Buying off the market

Marc Stenchever was no stranger to hot real estate markets, having bought his current home in Seattle in the 1990s. Still, he was taken aback by the bidding wars he encountered when he and his brother Mike went shopping in 2020 for a winter home in Southern California.

What they found was that places were being “pre-listed,” giving real estate agents a preview and priming the pump for bids, said Stenchever, a retired public defender. Then when the homes formally hit the market, they would draw multiple offers the first day, he said.

The brothers found themselves outbid, sometimes dramatically so, even when they came in over the asking price. His takeaway? “It’s insane.”

“We were probably unrealistic when we started out because we thought, based on what we were seeing on Zillow or whatever, that it was possible to get a place for less than what they actually were selling for,” Stenchever said. Making matters worse, he said, prices “probably went up 8 or 10% when we were looking.”

The only way they were able to buy, he said, was because he “sweet-talked a Realtor who was working with a builder on new construction.” The project was a townhome complex in Oceanside about five blocks from the Pacific, and the developer had decided to put only half of the units on the market, Stenchever said.
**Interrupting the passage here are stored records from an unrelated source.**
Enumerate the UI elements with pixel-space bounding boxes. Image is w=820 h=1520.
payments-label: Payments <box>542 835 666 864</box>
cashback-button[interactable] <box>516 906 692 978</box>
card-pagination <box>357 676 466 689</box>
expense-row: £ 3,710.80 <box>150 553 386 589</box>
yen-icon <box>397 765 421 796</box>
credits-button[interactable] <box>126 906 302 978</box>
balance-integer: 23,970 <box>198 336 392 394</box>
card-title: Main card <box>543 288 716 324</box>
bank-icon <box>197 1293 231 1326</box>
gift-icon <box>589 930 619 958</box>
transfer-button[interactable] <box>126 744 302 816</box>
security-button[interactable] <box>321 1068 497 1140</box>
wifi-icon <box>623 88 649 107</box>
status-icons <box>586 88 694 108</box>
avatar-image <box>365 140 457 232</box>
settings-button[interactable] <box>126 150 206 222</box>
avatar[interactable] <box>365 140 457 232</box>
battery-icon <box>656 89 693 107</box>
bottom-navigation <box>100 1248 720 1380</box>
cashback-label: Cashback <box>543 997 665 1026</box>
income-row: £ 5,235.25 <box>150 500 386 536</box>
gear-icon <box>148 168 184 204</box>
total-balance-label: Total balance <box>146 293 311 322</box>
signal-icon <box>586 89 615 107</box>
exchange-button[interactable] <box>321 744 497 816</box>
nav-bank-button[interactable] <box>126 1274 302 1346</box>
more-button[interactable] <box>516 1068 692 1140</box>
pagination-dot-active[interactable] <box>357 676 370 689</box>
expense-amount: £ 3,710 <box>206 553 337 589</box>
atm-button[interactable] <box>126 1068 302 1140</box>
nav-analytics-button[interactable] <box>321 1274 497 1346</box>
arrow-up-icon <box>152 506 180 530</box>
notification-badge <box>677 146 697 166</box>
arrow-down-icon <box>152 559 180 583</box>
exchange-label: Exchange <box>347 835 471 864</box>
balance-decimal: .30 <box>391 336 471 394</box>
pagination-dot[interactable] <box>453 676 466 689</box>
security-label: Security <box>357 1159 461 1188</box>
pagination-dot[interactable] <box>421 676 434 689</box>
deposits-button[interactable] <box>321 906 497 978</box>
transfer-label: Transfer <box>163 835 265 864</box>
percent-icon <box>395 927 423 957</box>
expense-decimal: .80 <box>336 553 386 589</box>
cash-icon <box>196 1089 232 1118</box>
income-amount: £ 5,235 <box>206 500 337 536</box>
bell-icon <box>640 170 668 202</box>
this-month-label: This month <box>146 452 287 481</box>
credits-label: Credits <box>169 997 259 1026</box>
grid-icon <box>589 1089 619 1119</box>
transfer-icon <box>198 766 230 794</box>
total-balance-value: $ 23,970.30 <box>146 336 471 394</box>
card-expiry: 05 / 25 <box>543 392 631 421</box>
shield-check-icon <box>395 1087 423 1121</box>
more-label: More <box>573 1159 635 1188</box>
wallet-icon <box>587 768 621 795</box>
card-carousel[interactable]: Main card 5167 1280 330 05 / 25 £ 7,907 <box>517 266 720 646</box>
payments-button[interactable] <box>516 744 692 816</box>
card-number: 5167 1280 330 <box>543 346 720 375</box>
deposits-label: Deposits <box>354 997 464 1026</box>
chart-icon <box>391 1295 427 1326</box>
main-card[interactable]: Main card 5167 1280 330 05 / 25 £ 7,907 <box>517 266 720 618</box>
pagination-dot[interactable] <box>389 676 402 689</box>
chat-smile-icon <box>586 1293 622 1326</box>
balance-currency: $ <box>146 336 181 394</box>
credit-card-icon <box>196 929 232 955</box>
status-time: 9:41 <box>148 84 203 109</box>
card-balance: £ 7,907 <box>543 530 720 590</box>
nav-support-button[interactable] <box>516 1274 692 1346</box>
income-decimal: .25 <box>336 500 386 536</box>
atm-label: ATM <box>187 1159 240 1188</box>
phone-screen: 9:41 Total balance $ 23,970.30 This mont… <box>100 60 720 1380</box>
The other half would be sold at a fixed price to people who signed up for them.

Naturally, more people signed up than there were units. “We thought there was no chance we were going to get one of those,” he said. But one Saturday the agent called and said the brothers could have one of the townhomes if they put up the earnest money deposit on Monday, which they did. The 1,500-square-foot three-bedroom, three-bath unit sold for about $820,000, he said — plus the added cost of the flooring, appliances and paint that were needed to finish the home.

Stenchever said that if every unit in the complex had been put on the market, they probably would have sold for more than he paid for his. So he feels lucky to have gotten a home in Southern California.

Many successful buyers would tell you the very same thing.